The holes are 2" in diameter, a size we've been using for a few years in many of our top bar hives without issue. When the colony is just starting out (or during winter), the reduced 3/4"-1" hole is fine, but I definitely recommend opening the entrance fully at this point if they've got that many bees! The 2" holes are significantly smaller overall than a Langstroth entrance, or most other entrances for that matter. They are also about the size recommended by Thomas Seeley in _Honeybee Democracy_.

Best,
Matt


----------



## PatBeek

.

How brilliant is it to try to widen and/or add holes to a hive that's already in operation?

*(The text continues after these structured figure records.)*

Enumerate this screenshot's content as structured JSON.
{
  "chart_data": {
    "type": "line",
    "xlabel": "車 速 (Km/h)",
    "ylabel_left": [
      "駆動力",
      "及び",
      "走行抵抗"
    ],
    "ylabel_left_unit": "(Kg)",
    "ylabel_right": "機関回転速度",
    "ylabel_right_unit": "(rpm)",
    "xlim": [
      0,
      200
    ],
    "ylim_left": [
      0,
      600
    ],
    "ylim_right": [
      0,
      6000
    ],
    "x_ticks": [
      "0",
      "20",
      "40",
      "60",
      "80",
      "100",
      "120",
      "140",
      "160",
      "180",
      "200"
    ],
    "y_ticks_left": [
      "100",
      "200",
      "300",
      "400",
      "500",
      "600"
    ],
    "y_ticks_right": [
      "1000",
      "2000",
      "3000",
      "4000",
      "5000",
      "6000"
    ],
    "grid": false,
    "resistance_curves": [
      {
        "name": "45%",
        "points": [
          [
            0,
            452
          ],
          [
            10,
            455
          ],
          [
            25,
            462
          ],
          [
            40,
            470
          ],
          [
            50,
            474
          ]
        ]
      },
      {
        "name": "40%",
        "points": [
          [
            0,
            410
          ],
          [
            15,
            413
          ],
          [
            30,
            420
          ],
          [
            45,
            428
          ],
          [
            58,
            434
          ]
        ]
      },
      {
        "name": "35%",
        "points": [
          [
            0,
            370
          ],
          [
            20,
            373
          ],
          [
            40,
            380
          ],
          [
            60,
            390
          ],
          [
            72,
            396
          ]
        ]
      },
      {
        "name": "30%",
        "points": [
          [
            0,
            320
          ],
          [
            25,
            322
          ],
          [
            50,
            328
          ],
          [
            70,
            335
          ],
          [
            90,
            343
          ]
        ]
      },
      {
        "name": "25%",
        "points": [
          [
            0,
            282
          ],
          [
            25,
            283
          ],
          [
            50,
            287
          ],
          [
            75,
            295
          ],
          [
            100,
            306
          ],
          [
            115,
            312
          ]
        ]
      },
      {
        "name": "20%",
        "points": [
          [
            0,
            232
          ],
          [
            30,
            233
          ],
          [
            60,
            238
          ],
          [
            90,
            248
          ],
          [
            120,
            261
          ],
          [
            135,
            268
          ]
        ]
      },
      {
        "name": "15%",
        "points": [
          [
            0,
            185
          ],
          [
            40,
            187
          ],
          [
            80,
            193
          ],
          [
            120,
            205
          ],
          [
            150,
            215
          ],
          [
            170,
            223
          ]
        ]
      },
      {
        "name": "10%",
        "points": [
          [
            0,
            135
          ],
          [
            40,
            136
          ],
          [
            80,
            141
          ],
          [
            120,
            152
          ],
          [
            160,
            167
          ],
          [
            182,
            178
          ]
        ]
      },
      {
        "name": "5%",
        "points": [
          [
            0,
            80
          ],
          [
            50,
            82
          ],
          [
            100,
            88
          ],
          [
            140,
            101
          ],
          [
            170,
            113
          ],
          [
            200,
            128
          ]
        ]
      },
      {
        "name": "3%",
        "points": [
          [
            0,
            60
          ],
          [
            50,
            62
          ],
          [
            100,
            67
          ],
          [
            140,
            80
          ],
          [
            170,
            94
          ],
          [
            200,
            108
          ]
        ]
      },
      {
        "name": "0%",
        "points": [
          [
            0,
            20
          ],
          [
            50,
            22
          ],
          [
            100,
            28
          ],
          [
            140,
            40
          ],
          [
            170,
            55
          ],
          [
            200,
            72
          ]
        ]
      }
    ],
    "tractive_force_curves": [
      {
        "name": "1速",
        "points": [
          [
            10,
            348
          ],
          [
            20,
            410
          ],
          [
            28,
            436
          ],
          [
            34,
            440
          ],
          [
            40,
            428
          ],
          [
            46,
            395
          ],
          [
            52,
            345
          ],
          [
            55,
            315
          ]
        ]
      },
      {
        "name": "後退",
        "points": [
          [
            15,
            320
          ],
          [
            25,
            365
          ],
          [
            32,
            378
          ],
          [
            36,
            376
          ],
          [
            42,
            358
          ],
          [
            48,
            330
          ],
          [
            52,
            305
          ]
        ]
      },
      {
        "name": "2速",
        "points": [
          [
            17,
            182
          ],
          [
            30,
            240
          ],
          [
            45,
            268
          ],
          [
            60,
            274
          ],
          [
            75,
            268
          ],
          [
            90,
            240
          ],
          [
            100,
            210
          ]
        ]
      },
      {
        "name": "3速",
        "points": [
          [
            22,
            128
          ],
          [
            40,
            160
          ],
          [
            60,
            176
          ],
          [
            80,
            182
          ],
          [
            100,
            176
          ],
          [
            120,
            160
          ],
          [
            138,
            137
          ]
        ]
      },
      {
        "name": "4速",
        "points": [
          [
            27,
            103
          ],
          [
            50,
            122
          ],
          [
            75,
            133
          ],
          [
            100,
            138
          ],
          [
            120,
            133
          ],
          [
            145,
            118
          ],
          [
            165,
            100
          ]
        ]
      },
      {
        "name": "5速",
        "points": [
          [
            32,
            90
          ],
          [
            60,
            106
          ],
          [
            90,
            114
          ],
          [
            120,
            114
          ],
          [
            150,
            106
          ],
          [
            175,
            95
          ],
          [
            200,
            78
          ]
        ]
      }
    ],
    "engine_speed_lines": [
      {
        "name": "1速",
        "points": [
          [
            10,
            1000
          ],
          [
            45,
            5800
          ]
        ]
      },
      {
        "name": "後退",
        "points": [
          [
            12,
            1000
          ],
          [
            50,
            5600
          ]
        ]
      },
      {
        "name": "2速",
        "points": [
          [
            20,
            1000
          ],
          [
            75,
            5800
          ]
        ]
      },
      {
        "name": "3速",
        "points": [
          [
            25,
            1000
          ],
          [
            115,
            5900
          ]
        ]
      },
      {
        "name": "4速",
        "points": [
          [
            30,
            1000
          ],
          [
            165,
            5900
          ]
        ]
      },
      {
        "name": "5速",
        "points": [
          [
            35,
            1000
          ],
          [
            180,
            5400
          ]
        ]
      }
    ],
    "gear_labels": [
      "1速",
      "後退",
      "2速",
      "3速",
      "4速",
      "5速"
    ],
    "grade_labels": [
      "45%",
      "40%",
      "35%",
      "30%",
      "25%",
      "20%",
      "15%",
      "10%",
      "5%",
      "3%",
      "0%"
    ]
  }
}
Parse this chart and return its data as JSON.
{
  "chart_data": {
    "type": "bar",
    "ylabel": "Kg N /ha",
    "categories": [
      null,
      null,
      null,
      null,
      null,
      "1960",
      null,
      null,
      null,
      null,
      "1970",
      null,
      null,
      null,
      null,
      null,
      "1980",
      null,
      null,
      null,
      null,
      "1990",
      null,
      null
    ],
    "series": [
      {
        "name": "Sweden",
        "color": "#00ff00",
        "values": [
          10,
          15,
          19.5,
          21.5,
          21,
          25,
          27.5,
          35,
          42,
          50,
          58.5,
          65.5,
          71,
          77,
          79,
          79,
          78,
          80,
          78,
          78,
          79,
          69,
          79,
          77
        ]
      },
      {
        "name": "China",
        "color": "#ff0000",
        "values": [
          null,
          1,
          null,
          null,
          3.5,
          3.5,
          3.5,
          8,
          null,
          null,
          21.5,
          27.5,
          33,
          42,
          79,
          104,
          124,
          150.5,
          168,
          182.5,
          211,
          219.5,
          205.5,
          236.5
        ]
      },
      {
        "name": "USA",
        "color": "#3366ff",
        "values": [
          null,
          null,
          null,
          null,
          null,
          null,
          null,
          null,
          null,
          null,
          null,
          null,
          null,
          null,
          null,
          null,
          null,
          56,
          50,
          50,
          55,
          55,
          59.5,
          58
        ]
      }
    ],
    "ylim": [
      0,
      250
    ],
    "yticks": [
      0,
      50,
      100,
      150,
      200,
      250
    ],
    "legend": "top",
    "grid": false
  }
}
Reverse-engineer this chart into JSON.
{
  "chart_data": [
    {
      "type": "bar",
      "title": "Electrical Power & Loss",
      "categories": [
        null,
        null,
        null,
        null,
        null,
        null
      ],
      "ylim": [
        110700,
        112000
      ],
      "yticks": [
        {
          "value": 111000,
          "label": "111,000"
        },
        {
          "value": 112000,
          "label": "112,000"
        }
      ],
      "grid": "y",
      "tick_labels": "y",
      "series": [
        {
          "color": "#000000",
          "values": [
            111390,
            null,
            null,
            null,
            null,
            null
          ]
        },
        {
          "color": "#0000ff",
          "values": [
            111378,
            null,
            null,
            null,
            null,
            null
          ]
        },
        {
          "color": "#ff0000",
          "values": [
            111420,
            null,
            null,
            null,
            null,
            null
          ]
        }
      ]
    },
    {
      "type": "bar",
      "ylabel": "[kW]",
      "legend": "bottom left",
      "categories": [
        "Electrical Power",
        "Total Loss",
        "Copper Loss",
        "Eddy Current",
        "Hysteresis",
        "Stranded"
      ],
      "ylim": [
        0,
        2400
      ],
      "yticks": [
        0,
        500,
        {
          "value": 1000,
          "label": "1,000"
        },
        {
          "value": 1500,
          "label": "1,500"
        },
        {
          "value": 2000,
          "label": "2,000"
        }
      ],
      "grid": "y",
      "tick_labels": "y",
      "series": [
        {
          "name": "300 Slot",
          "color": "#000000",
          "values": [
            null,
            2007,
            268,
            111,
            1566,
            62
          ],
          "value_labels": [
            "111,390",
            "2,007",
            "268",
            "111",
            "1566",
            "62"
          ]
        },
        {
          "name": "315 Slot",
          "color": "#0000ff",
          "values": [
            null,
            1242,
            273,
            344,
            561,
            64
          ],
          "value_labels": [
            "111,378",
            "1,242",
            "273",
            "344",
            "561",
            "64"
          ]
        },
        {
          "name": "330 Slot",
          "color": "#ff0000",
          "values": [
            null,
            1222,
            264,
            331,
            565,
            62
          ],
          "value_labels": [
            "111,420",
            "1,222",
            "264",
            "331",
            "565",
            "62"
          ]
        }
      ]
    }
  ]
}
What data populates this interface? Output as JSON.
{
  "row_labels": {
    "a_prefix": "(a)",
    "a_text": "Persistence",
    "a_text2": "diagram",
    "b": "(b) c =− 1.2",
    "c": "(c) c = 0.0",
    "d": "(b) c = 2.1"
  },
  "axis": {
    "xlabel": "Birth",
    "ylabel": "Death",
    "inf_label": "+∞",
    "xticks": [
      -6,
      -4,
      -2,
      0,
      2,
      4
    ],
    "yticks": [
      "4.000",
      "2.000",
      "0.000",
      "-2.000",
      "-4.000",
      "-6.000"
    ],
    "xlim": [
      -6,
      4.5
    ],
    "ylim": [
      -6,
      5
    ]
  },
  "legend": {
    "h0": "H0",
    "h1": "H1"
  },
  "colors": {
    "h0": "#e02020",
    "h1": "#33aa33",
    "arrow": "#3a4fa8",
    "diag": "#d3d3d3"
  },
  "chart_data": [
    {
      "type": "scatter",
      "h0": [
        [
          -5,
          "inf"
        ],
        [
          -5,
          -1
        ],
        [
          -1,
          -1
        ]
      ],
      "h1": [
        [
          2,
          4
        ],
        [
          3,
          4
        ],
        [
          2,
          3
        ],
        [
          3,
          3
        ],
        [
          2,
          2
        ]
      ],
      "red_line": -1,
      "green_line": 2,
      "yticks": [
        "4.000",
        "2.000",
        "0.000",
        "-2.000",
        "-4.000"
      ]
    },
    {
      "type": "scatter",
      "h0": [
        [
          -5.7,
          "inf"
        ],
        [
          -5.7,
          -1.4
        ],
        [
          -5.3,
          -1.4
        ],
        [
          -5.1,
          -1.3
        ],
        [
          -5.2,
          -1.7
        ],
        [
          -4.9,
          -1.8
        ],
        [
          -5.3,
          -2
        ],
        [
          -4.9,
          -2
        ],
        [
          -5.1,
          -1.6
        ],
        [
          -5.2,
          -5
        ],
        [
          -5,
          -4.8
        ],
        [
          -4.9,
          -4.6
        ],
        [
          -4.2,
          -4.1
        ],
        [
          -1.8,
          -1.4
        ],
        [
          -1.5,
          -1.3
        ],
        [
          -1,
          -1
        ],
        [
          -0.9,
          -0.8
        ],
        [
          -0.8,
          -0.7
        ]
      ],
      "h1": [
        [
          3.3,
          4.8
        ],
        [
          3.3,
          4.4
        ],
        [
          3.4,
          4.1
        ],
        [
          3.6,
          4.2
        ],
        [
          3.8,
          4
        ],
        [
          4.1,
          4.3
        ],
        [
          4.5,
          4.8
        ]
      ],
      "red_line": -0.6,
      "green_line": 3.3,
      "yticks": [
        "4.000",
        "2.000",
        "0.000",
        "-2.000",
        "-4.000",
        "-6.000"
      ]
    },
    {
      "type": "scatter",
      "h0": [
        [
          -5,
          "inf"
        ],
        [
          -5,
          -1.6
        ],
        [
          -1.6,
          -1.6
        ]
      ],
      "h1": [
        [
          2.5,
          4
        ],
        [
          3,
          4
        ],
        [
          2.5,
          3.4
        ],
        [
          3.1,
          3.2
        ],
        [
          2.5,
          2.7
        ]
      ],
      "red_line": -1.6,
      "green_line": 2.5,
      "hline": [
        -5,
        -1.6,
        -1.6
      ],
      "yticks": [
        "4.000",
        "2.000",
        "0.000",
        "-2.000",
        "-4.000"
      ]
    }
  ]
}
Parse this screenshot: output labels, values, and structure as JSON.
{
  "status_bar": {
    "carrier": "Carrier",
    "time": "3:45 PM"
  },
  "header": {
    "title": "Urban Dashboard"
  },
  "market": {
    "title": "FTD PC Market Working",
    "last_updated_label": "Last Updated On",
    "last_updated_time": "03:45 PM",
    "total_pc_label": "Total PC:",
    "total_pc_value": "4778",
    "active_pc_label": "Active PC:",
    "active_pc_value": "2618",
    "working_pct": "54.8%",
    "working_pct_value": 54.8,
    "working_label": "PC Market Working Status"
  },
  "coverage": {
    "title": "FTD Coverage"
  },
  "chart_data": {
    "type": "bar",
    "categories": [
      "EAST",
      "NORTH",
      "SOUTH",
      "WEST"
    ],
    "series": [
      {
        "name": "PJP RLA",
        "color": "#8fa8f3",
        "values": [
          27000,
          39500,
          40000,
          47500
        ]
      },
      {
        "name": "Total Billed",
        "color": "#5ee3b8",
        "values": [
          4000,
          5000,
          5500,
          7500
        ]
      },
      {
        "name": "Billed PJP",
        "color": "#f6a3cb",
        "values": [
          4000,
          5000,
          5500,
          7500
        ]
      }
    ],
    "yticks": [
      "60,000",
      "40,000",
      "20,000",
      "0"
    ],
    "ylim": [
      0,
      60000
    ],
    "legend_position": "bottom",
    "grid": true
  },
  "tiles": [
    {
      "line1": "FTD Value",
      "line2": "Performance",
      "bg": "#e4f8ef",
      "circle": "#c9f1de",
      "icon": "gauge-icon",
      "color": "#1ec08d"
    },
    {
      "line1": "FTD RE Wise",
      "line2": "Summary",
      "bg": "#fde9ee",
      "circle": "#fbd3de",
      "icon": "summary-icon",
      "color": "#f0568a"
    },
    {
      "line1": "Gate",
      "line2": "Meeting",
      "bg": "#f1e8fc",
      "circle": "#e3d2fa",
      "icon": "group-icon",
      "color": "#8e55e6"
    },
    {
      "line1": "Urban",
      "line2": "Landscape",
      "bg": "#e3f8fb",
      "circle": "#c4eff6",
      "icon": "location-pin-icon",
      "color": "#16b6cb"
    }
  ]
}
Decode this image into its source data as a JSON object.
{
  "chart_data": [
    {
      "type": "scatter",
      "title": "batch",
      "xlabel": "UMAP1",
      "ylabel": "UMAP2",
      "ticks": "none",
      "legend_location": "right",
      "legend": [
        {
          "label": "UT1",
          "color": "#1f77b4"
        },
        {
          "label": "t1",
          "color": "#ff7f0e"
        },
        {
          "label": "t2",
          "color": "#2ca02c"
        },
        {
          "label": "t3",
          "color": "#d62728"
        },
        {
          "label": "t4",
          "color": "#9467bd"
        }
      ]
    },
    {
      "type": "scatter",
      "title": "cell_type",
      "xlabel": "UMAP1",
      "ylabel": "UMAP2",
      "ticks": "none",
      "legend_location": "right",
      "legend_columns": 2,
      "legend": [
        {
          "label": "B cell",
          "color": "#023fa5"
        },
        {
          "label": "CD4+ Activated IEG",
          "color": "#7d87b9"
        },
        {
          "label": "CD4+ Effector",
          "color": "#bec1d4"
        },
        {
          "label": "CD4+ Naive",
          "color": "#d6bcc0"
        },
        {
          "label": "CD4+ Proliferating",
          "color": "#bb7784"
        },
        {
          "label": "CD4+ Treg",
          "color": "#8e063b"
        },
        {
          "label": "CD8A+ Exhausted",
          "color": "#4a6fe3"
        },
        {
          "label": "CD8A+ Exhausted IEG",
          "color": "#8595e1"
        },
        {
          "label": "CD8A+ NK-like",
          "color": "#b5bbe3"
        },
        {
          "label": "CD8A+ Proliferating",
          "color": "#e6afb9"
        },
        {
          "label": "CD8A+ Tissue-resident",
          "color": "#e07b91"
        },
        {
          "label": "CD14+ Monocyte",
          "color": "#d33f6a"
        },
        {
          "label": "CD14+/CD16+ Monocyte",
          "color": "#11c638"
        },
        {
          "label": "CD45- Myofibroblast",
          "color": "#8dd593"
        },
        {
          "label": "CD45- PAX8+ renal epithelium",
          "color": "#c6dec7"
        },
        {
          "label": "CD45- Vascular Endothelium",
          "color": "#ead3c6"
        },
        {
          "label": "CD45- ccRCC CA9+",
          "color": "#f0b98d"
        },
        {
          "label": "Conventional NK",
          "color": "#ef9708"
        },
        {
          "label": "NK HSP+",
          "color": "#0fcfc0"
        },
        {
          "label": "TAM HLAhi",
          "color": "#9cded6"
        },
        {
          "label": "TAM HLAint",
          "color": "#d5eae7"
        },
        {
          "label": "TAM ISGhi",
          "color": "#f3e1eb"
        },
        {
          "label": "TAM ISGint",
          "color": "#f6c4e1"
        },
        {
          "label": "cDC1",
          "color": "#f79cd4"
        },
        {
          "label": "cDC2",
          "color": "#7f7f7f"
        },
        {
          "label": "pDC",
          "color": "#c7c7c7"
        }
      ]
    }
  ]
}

Has anyone tried such a feat yet?

I could do it very quickly with a paddle bit that's for wood, but I suspect all you-know-what would break loose


----------



## Colleen O.

PatBeek said:


> .
> 
> How brilliant is it to try to widen and/or add holes to a hive that's already in operation?
> 
> Has anyone tried such a feat yet?
> 
> I could do it very quickly with a paddle bit that's for wood, but I suspect all you-know-what would break loose


 I added some last year but they were in a completely different location from the ones in use. The bees were using the bottom center holes at the time and I added ones in an area of the hive that was blocked off from use. After I added them I moved the combs to that end of the hive. I was fully suited up and expecting the worst but they didn't mind me. Last year's Italian package bees were really docile though. With this year's Minnesota Hygienic bees I don't think I would try it.


----------



## rhaldridge

PatBeek said:


> .
> 
> How brilliant is it to try to widen and/or add holes to a hive that's already in operation?
> 
> Has anyone tried such a feat yet?


No, but with the kind of top entrance I'm using on my long hives, it wouldn't be a problem, since it's just a slot routed out of the edge of a plywood covering board. Remove the board, flip it end for end and rout a new slot.


----------



## robherc

PatBeek said:


> How brilliant is it to try to widen and/or add holes to a hive that's already in operation?
> ...I could do it very quickly with a paddle bit that's for wood...


Personally, I'd opt for about a 1/2" or so STANDARD twist drill bit...it's much less violent when it reaches the other end of the wood...no paddle bit chattering & tearing stuff up to stir up the bees unnecessarily...IMHO


----------



## Jarvis

I made a TBH this weekend and am using Michael Bush' method of leaving a 3/8" space between the end of the hive and the first top bar. I tacked a small nail for the first bar to butt up against so they wouldn't become askew and misalign the opening. The cover extends over the entrance and it remains accessible since the width of the top bars is 3/8", allowing the cover to be 3/8" raised from the hive body. Simple and, I hope, effective. In this thread, several people mentioned that certain various entrances "didn't work for them." I'm confused by that statement. How will I know if the bees are preferring the slot on the top versus the 3/4" hole on the nuc from which they came? Thanks for your help.


----------



## Rambledog

I have a four foot KTBH. I am using three 1/2" holes drilled near the top on one end. I also leave approx 1/2" gap between the last top bar and the same end as the holes. The bees enter and exit from beneath the lid. They seem to be quite happy. My intention is to close the top gap in winter.
Does anyone know how to detect if robbing is a problem? I don't see any fighting bees, nor do I notice any "strange" looking bees.


----------



## Michael Bush

>How will I know if the bees are preferring the slot on the top versus the 3/4" hole on the nuc from which they came? 

I would say the bees' preference on the matter is just a roll of the dice. The question is "which would work out better?"


----------



## mrobinson

Given a gap in the bars, _e.g._ by one that's not quite pressed-down firmly, I've noticed that they happily use both this new-found egress and the holes.


----------